Scaling Emily: Per-User Databases and the Cost of Cognition
The single most opinionated choice in Emily's architecture is this: every user gets their own database. Not a schema. Not a row-level-security partition. A separate PostgreSQL database with its own pgvector extension and its own connection pool.
People hear this and either nod slowly or squint hard. Let's explain both reactions.
Why per-user databases
Three reasons, in increasing order of importance:
1. Isolation by construction, not by policy. In a shared database, leakage between users is one bad JOIN away. In per-user databases, it's architecturally impossible. You literally cannot write a query that reads user A's memories while connected to user B's database. Safety properties that rely on "remember to filter by user_id everywhere" are safety properties that will eventually fail. Safety properties enforced by connection boundary will not.

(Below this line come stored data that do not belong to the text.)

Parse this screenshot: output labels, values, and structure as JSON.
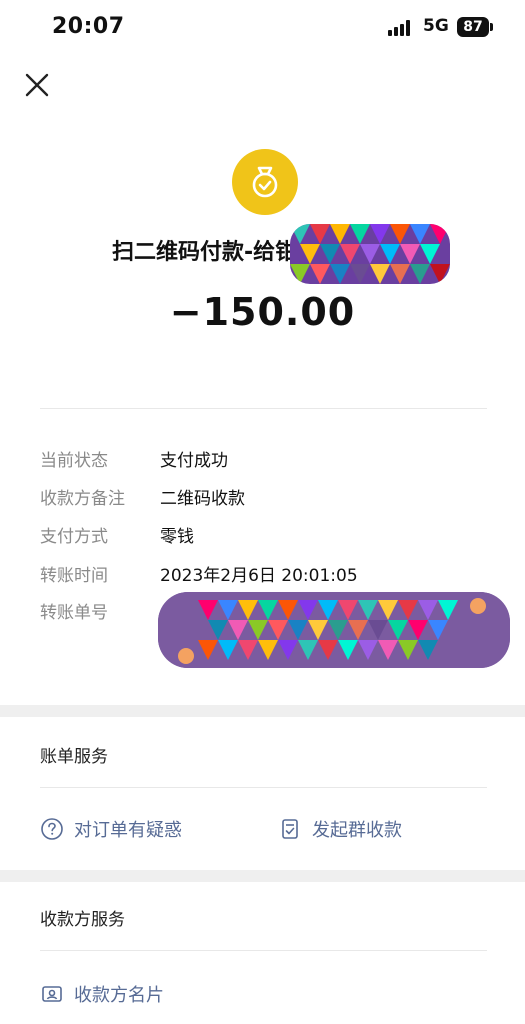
{
  "status_bar": {
    "time": "20:07",
    "network": "5G",
    "battery": "87"
  },
  "header": {
    "title": "扫二维码付款-给钳",
    "amount": "−150.00"
  },
  "details": [
    {
      "label": "当前状态",
      "value": "支付成功"
    },
    {
      "label": "收款方备注",
      "value": "二维码收款"
    },
    {
      "label": "支付方式",
      "value": "零钱"
    },
    {
      "label": "转账时间",
      "value": "2023年2月6日 20:01:05"
    },
    {
      "label": "转账单号",
      "value": ""
    }
  ],
  "bill_service": {
    "title": "账单服务",
    "question_label": "对订单有疑惑",
    "group_collect_label": "发起群收款"
  },
  "payee_service": {
    "title": "收款方服务",
    "card_label": "收款方名片"
  },
  "colors": {
    "accent_link": "#576b95",
    "bag_icon": "#f0c419",
    "muted_label": "#8a8a8a"
  }
}
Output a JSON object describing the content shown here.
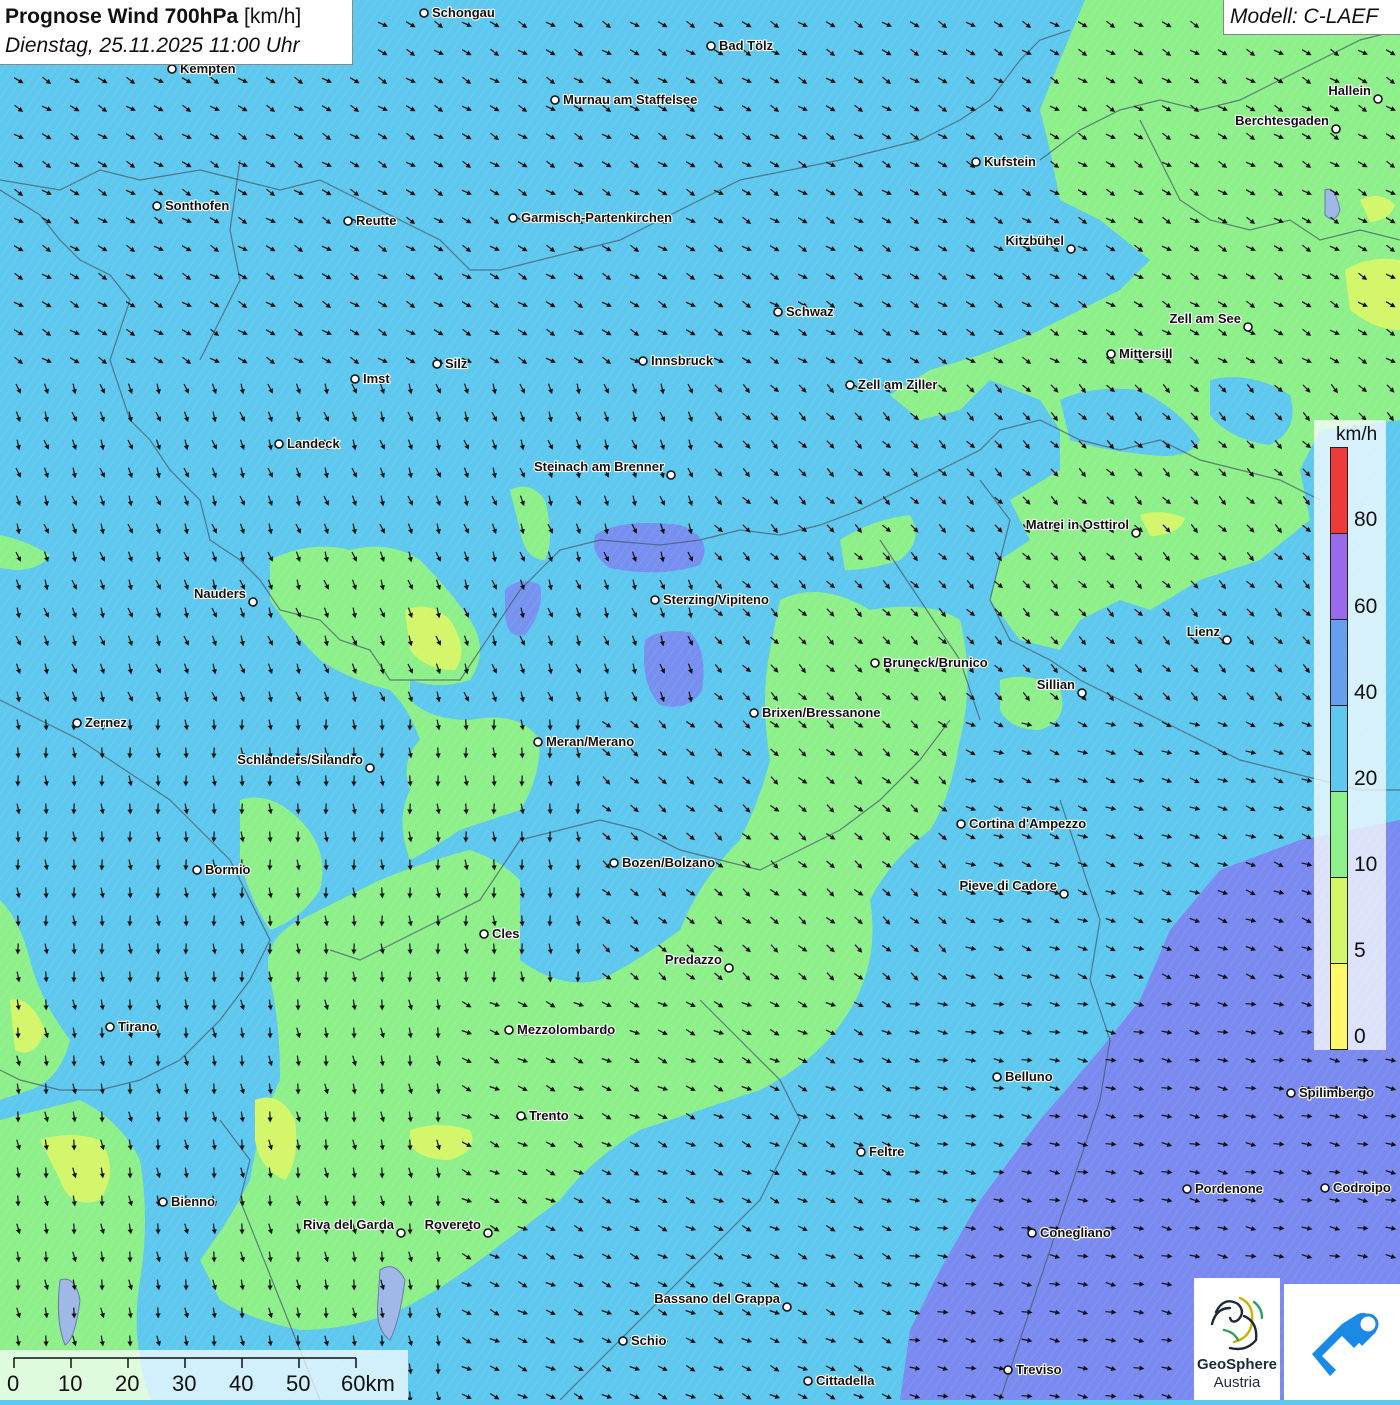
{
  "title": {
    "bold": "Prognose Wind 700hPa",
    "unit": " [km/h]",
    "datetime": "Dienstag, 25.11.2025 11:00 Uhr"
  },
  "model": "Modell: C-LAEF",
  "legend": {
    "unit": "km/h",
    "ticks": [
      "0",
      "5",
      "10",
      "20",
      "40",
      "60",
      "80"
    ],
    "colors": [
      "#fff86a",
      "#d4f66a",
      "#8ef08a",
      "#5ec8ef",
      "#64a0ee",
      "#9a6aee",
      "#f03a3a"
    ]
  },
  "field_colors": {
    "blue_20_40": "#5ec8ef",
    "green_10_20": "#8ef08a",
    "yellow_green_5_10": "#d4f66a",
    "purple_blue_40_60": "#7a8af0"
  },
  "wind": {
    "dominant_direction": "north-west",
    "arrow_color": "#111111"
  },
  "scale_bar": {
    "labels": [
      "0",
      "10",
      "20",
      "30",
      "40",
      "50",
      "60km"
    ]
  },
  "cities": [
    {
      "name": "Schongau",
      "label_side": "right"
    },
    {
      "name": "Bad Tölz",
      "label_side": "right"
    },
    {
      "name": "Kempten",
      "label_side": "right"
    },
    {
      "name": "Murnau am Staffelsee",
      "label_side": "right"
    },
    {
      "name": "Hallein",
      "label_side": "left"
    },
    {
      "name": "Berchtesgaden",
      "label_side": "left"
    },
    {
      "name": "Kufstein",
      "label_side": "right"
    },
    {
      "name": "Sonthofen",
      "label_side": "right"
    },
    {
      "name": "Reutte",
      "label_side": "right"
    },
    {
      "name": "Garmisch-Partenkirchen",
      "label_side": "right"
    },
    {
      "name": "Kitzbühel",
      "label_side": "left"
    },
    {
      "name": "Schwaz",
      "label_side": "right"
    },
    {
      "name": "Zell am See",
      "label_side": "left"
    },
    {
      "name": "Innsbruck",
      "label_side": "right"
    },
    {
      "name": "Mittersill",
      "label_side": "right"
    },
    {
      "name": "Silz",
      "label_side": "right"
    },
    {
      "name": "Imst",
      "label_side": "right"
    },
    {
      "name": "Zell am Ziller",
      "label_side": "right"
    },
    {
      "name": "Landeck",
      "label_side": "right"
    },
    {
      "name": "Steinach am Brenner",
      "label_side": "left"
    },
    {
      "name": "Matrei in Osttirol",
      "label_side": "left"
    },
    {
      "name": "Nauders",
      "label_side": "left"
    },
    {
      "name": "Sterzing/Vipiteno",
      "label_side": "right"
    },
    {
      "name": "Lienz",
      "label_side": "left"
    },
    {
      "name": "Bruneck/Brunico",
      "label_side": "right"
    },
    {
      "name": "Sillian",
      "label_side": "left"
    },
    {
      "name": "Brixen/Bressanone",
      "label_side": "right"
    },
    {
      "name": "Zernez",
      "label_side": "right"
    },
    {
      "name": "Meran/Merano",
      "label_side": "right"
    },
    {
      "name": "Schlanders/Silandro",
      "label_side": "left"
    },
    {
      "name": "Cortina d'Ampezzo",
      "label_side": "right"
    },
    {
      "name": "Bozen/Bolzano",
      "label_side": "right"
    },
    {
      "name": "Bormio",
      "label_side": "right"
    },
    {
      "name": "Pieve di Cadore",
      "label_side": "left"
    },
    {
      "name": "Cles",
      "label_side": "right"
    },
    {
      "name": "Predazzo",
      "label_side": "left"
    },
    {
      "name": "Tirano",
      "label_side": "right"
    },
    {
      "name": "Mezzolombardo",
      "label_side": "right"
    },
    {
      "name": "Belluno",
      "label_side": "right"
    },
    {
      "name": "Spilimbergo",
      "label_side": "right"
    },
    {
      "name": "Trento",
      "label_side": "right"
    },
    {
      "name": "Feltre",
      "label_side": "right"
    },
    {
      "name": "Bienno",
      "label_side": "right"
    },
    {
      "name": "Pordenone",
      "label_side": "right"
    },
    {
      "name": "Codroipo",
      "label_side": "right"
    },
    {
      "name": "Riva del Garda",
      "label_side": "left"
    },
    {
      "name": "Rovereto",
      "label_side": "left"
    },
    {
      "name": "Conegliano",
      "label_side": "right"
    },
    {
      "name": "Bassano del Grappa",
      "label_side": "left"
    },
    {
      "name": "Schio",
      "label_side": "right"
    },
    {
      "name": "Treviso",
      "label_side": "right"
    },
    {
      "name": "Cittadella",
      "label_side": "right"
    }
  ],
  "logos": {
    "geosphere_line1": "GeoSphere",
    "geosphere_line2": "Austria"
  }
}
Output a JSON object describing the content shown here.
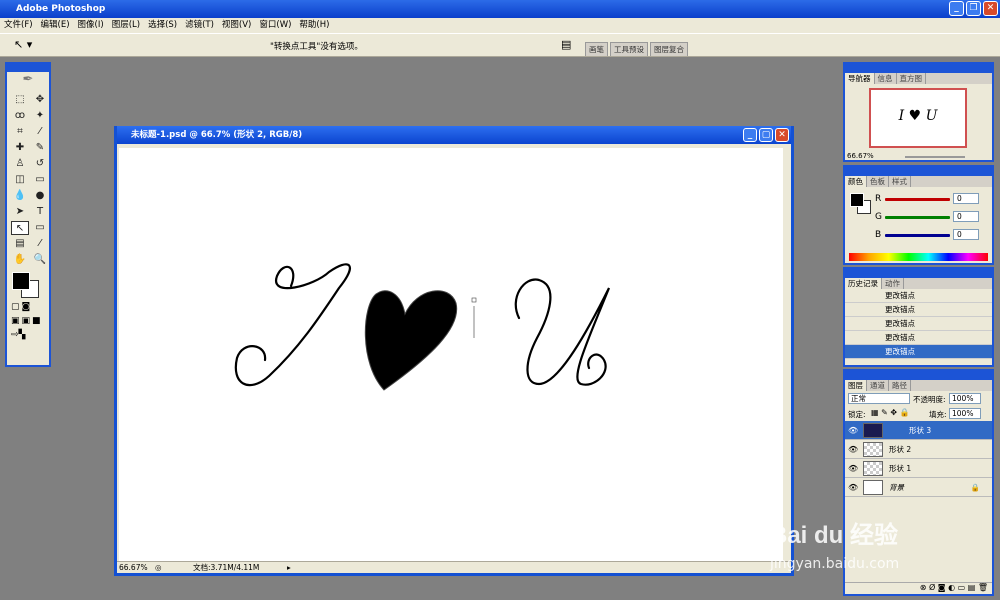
{
  "app": {
    "title": "Adobe Photoshop"
  },
  "menu": [
    "文件(F)",
    "编辑(E)",
    "图像(I)",
    "图层(L)",
    "选择(S)",
    "滤镜(T)",
    "视图(V)",
    "窗口(W)",
    "帮助(H)"
  ],
  "options": {
    "message": "\"转换点工具\"没有选项。",
    "wells": [
      "画笔",
      "工具预设",
      "图层复合"
    ]
  },
  "document": {
    "title": "未标题-1.psd @ 66.7% (形状 2, RGB/8)",
    "zoom": "66.67%",
    "docinfo": "文档:3.71M/4.11M"
  },
  "navigator": {
    "tabs": [
      "导航器",
      "信息",
      "直方图"
    ],
    "zoom": "66.67%"
  },
  "color": {
    "tabs": [
      "颜色",
      "色板",
      "样式"
    ],
    "channels": [
      {
        "label": "R",
        "value": "0"
      },
      {
        "label": "G",
        "value": "0"
      },
      {
        "label": "B",
        "value": "0"
      }
    ],
    "colors": {
      "r": "#c00000",
      "g": "#008000",
      "b": "#000090"
    }
  },
  "history": {
    "tabs": [
      "历史记录",
      "动作"
    ],
    "items": [
      "更改锚点",
      "更改锚点",
      "更改锚点",
      "更改锚点",
      "更改锚点"
    ]
  },
  "layers": {
    "tabs": [
      "图层",
      "通道",
      "路径"
    ],
    "blend": "正常",
    "opacity_label": "不透明度:",
    "opacity": "100%",
    "lock_label": "锁定:",
    "fill_label": "填充:",
    "fill": "100%",
    "items": [
      {
        "name": "形状 3",
        "selected": true
      },
      {
        "name": "形状 2",
        "selected": false
      },
      {
        "name": "形状 1",
        "selected": false
      },
      {
        "name": "背景",
        "selected": false
      }
    ]
  },
  "watermark": {
    "brand": "Bai du 经验",
    "url": "jingyan.baidu.com"
  }
}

2. Independent cognitive state. Emily's cognition is not a lookup over a shared index. It's a web of 14-dimensional metrics, outcome histories, and graph relationships that mean something relative to this specific user's experience. Shared schemas make that harder to reason about โ is this epsilon value comparable across users? (No.) Is this stability score meaningful globally? (No.) Per-user databases make the unit of cognition the unit of storage.
3. Portability and deletion. When a user leaves, we drop their database. One command. No cascading deletes across thirty tables, no orphan rows, no forgotten indices. And if a user wants to take their Emily, we hand them a pg_dump of their database and they have everything.
What it costs
The obvious cost is connection pool pressure. If you have six users, you have six databases, and you need connection pools for each. Current production sizing: 100-connection pool, ~70 concurrent connections needed for six active user DBs with Celery workers hitting them.
The less obvious cost is operational: migrations, backups, monitoring, and index management have to run per-database. We wrote tooling for this โ db_manager.py routes all reads/writes through a per-user connection pool; migration tooling iterates over all user DBs; backups are per-user files โ but it's real work.
The third cost is ecosystem. Lots of standard Postgres tooling assumes one database per application. We've had to build adapters: the Confluence sync tool, the Helios task registry, the Factory Floor genesis flow โ all of them iterate over user DBs rather than scanning one shared database.
Why this scales further than you'd think
The instinct with per-user databases is "this can't scale past a few hundred users." That instinct is right for some architectures and wrong for Emily's. Three reasons.
1. The unit of load is the user. Emily's cognition is inherently per-user โ when you're talking to her, the active queries are against your memories, not everyone's. A shared database has to handle the sum of all users' working sets at once. Per-user databases handle each user's working set in isolation, and working sets are small (L1: 100-300 MB, L3: 16K rows, L4: 25K rows per active user). No cross-user query path exists, so no cross-user contention exists either.
2. Horizontal sharding is trivial. Want to move half the users to a new database server? Move half the databases. No re-sharding a primary key. No online schema migration. No "which user_ids are on which shard" routing layer โ the database name is the routing.
3. Vector indexing stays cheap. pgvector's HNSW indexes scale with the number of vectors in the table. If you have one shared table with 10M vectors, HNSW is slow. If you have 10,000 tables with 1,000 vectors each, HNSW is fast in every one of them. Per-user databases keep each vector index small enough that retrieval stays under 100ms without needing an external vector DB.
The pgvector requirement
One footgun we've learned the hard way: every user database must have the pgvector extension installed. A user database without pgvector is the number one cause of what Emily calls "Cold Start fragmentation" โ she can't embed, can't retrieve, can't do anything memory-ish. The fix is one line:
CREATE EXTENSION IF NOT EXISTS vector;
Provisioning a new user now runs this automatically. Older user DBs occasionally need it applied manually.
What breaks at the edges
Honest inventory of where per-user-databases does hurt:
- Cross-user aggregation queries are unnatural. If you want "how many L3 memories exist across all users," you iterate. That's fine; we rarely need this.
- Admin tooling takes longer to build. The Factory Floor dashboard had to learn to iterate over user DBs. The Confluence sync had to learn to not assume a shared store.
- Connection pool tuning is a real discipline. Six users is fine. Sixty users needs thought. Six hundred needs serious thought.
What we've decided
Keep per-user databases. The isolation-by-construction guarantee is worth the cost. Build tooling assuming this, not fighting this. The further we go, the more convinced we are that multi-tenant cognition is a different problem than multi-tenant CRUD, and the shortcuts that work for the latter compromise the former.
Your Emily is literally not my Emily. We have chosen that carefully. It's what lets her be yours.